Melhorias reconhecidas

Mesmo com críticas pontuais, Leal avalia que a legislação atual é mais rígida para edificações de risco alto de incêndio e edificações de reunião de público, como uma casa noturna. Ele reconhece avanços e destaca a fiscalização dos bombeiros. Entre os avanços na Lei Kiss, também pontua a separação do Corpo de Bombeiros Militar (CBM), a qualificação da corporação na última década e os investimentos na contratação de pessoal. Além disso, ressalta a criação de dois cursos de pós-graduação desenvolvidos pela Unisinos e pela Ufrgs no Estado. “Esses cursos estão formando constantemente Engenheiros de Segurança contra Incêndio porque são cursos de especialização. Então a gente tem também um avanço enorme da questão da formação profissional”, sustenta.

Já o governo do Estado, conforme manifestação por nota, avalia que o licenciamento em segurança contra incêndio junto ao Corpo de Bombeiros Militar assegura que a edificação possua um conjunto mínimo de medidas de segurança eficientes à prevenção contra incêndio, visando preservar e proteger a vida dos ocupantes das edificações. 
“Embora dispensadas do licenciamento, as edificações e áreas de risco de incêndio de baixo risco podem, a qualquer tempo, ser objeto de fiscalização por parte do Corpo de Bombeiros Militar do Rio Grande do Sul. Nessas inspeções são verificados todos os sistemas e equipamentos de segurança contra incêndio, o treinamento exigido e se a utilização do local corresponde ao fim para o que foi licenciado, entre outros requisitos de segurança”, complementa. 

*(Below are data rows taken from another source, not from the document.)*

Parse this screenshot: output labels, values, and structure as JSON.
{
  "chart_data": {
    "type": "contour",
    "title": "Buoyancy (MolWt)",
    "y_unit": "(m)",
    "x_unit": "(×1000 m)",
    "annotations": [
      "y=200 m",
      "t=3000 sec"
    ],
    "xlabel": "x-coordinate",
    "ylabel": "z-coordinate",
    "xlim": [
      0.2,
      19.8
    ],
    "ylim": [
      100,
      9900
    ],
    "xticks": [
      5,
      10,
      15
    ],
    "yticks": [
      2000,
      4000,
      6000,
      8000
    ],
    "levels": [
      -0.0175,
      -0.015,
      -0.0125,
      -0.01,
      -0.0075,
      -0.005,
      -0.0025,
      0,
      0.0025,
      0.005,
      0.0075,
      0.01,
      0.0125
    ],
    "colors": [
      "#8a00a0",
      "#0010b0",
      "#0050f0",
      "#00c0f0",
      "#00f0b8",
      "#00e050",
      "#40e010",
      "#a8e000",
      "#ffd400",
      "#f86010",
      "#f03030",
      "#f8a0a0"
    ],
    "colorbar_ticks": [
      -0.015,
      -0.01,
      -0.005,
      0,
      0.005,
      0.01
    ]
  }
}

“É importante destacar que na segurança contra incêndio existem três atores responsáveis por garantir a correta aplicação das exigências da legislação: o proprietário ou responsável pelo uso da edificação, o responsável técnico (engenheiro ou arquiteto) e o Corpo de Bombeiros Militar, cabendo a cada um uma parcela na responsabilidade para com a efetiva segurança da edificação. É essa tripartição de responsabilidades, cada qual cumprindo suas atribuições, que faz com que a segurança dos usuários das edificações seja garantida”, frisa. “É importante referir que as ações adotadas a fim de desburocratizar os processos de licenciamento estão relacionados à entrega de documentação e outros trâmites administrativos, não se relacionando com os equipamentos e sistemas de proteção contra incêndio, cujas exigências estão mais rigorosas após 2013, em comparação com a legislação anterior”, conclui a nota.